Wszyscy znaleźli miłość, a ja wciąż samotna od lat

newsempire24.com 1 tydzień temu

Wszystkie przyjaciółki ułożyły sobie życie miłosne — choćby były chłopak znalazł sobie partnerkę. A ja od lat tkwię w samotności.

Mam trzydzieści lat. I szczerze mówiąc, to nie jest najszczęśliwszy okres w moim życiu. Czas płynie, a ja wciąż nie potrafię wyrwać się z tego błędnego koła samotności. Minęło już prawie pięć lat od rozwodu z mężem. Wydawałoby się — wieczność, a jednak przez cały czas jestem sama.

Czasem łapię się na tym, iż najlepsze lata uciekają mi przez palce. Nie spędzam ich wtulona w ukochanego, w chaosie rodzinnych śniadań ani wśród śmiechu dzieci — tylko w ciszy, którą przerywa tylko tykanie moich niespokojnych myśli. Paradoks? Na studiach byłam tą jedną — najładniejszą na roku, z wianuszkiem adoratorów. Wtedy wybór partnera wydawał się kwestią gustu. A teraz? choćby śladu po tamtych czasach nie zostało.

Moi dawni wielbiciele dawno się ustatkowali — niektórzy mają już po dwoje dzieci. choćby te dziewczyny, które kiedyś uważałam za „nijakie”, dawno wyszły za mąż i wrzucają rodzinne zdjęcia z wakacji. A ja? Jakbym utknęła gdzieś pomiędzy „jeszcze nie za późno” a „już nikomu niepotrzebna”.

Przyjaciółek prawie nie mam. Jedne zatonęły w świecie przedszkolnych występów i zajęć dodatkowych, inne — w wiecznych rozmowach o mężach, remontach i codzienności. Między naszymi światami jest coraz mniej punktów stycznych, i z każdym spotkaniem oddalamy się od siebie.
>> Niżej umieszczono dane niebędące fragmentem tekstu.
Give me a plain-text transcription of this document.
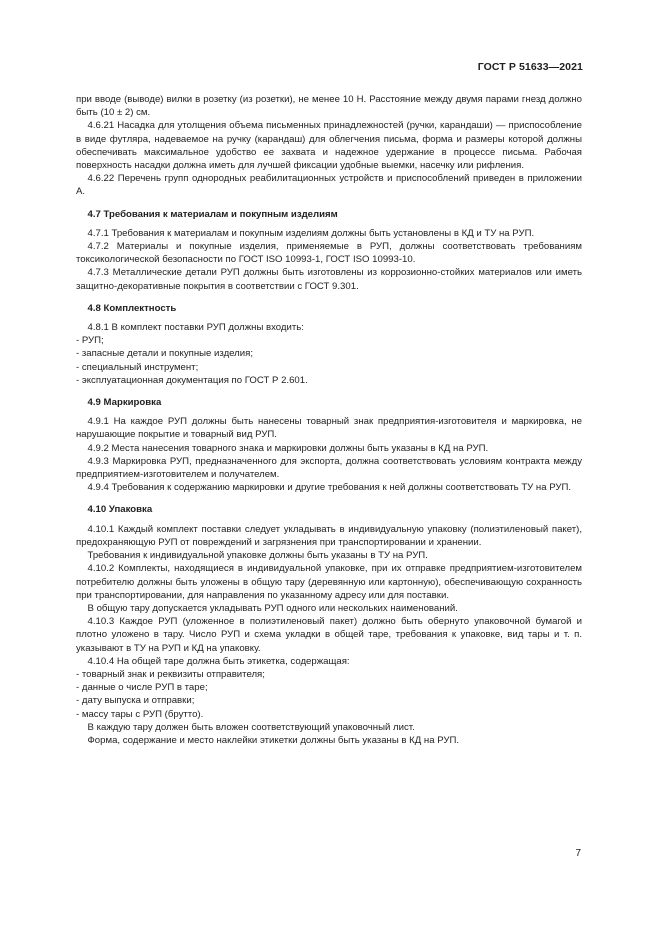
ГОСТ Р 51633—2021

при вводе (выводе) вилки в розетку (из розетки), не менее 10 Н. Расстояние между двумя парами гнезд должно быть (10 ± 2) см.

4.6.21 Насадка для утолщения объема письменных принадлежностей (ручки, карандаши) — приспособление в виде футляра, надеваемое на ручку (карандаш) для облегчения письма, форма и размеры которой должны обеспечивать максимальное удобство ее захвата и надежное удержание в процессе письма. Рабочая поверхность насадки должна иметь для лучшей фиксации удобные выемки, насечку или рифления.

4.6.22 Перечень групп однородных реабилитационных устройств и приспособлений приведен в приложении А.

4.7 Требования к материалам и покупным изделиям

4.7.1 Требования к материалам и покупным изделиям должны быть установлены в КД и ТУ на РУП.

4.7.2 Материалы и покупные изделия, применяемые в РУП, должны соответствовать требованиям токсикологической безопасности по ГОСТ ISO 10993-1, ГОСТ ISO 10993-10.

4.7.3 Металлические детали РУП должны быть изготовлены из коррозионно-стойких материалов или иметь защитно-декоративные покрытия в соответствии с ГОСТ 9.301.

4.8 Комплектность

4.8.1 В комплект поставки РУП должны входить:

- РУП;

- запасные детали и покупные изделия;

- специальный инструмент;

- эксплуатационная документация по ГОСТ Р 2.601.

4.9 Маркировка

4.9.1 На каждое РУП должны быть нанесены товарный знак предприятия-изготовителя и маркировка, не нарушающие покрытие и товарный вид РУП.

4.9.2 Места нанесения товарного знака и маркировки должны быть указаны в КД на РУП.

4.9.3 Маркировка РУП, предназначенного для экспорта, должна соответствовать условиям контракта между предприятием-изготовителем и получателем.

4.9.4 Требования к содержанию маркировки и другие требования к ней должны соответствовать ТУ на РУП.

4.10 Упаковка

4.10.1 Каждый комплект поставки следует укладывать в индивидуальную упаковку (полиэтиленовый пакет), предохраняющую РУП от повреждений и загрязнения при транспортировании и хранении.

Требования к индивидуальной упаковке должны быть указаны в ТУ на РУП.

4.10.2 Комплекты, находящиеся в индивидуальной упаковке, при их отправке предприятием-изготовителем потребителю должны быть уложены в общую тару (деревянную или картонную), обеспечивающую сохранность при транспортировании, для направления по указанному адресу или для поставки.

В общую тару допускается укладывать РУП одного или нескольких наименований.

4.10.3 Каждое РУП (уложенное в полиэтиленовый пакет) должно быть обернуто упаковочной бумагой и плотно уложено в тару. Число РУП и схема укладки в общей таре, требования к упаковке, вид тары и т. п. указывают в ТУ на РУП и КД на упаковку.

4.10.4 На общей таре должна быть этикетка, содержащая:

- товарный знак и реквизиты отправителя;

- данные о числе РУП в таре;

- дату выпуска и отправки;

- массу тары с РУП (брутто).

В каждую тару должен быть вложен соответствующий упаковочный лист.

Форма, содержание и место наклейки этикетки должны быть указаны в КД на РУП.

7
Na urodziny zapraszają mnie z grzeczności, a ja idę — bo nie mam gdzie indziej.

Próbowałam. Naprawdę próbowałam. Kupiłam karnet na siłownię — myślałam, iż może tam kogoś poznam. Marzyłam, iż maszyny służą nie tylko zdrowiu, ale i nowym znajomościom. Niestety. W najlepszym razie — sztuczny uśmiech przy lustrze.

Potem zdecydowałam się na krok ostateczny — założyłam konto na portalu randkowym. No ile można się bać? Może to ze mną coś nie tak? Ale i tam czekało rozczarowanie. Przeważnie faceci szukający przelotnej przygody. Albo tacy, którzy otwarcie liczyli, iż postawię im kolację w kawiarni. Albo… zapraszający od razu „na kawę” do siebie. Bezpośredniość? Nie. Po prostu chamstwo i brak szacunku.

A jeżeli trafił się ktoś na pozór przyzwoity, to na spotkaniu okazywał się zupełnie innym człowiekiem niż na zdjęciu. Albo wyglądem, albo intelektem, albo wiekiem. Zaczęłam się bać tych randek. Marzyłam o mężczyźnie równym sobie, dojrzałym. A nie o kolejnym niedojdze, któremu potrzebna była niania, a nie partnerka.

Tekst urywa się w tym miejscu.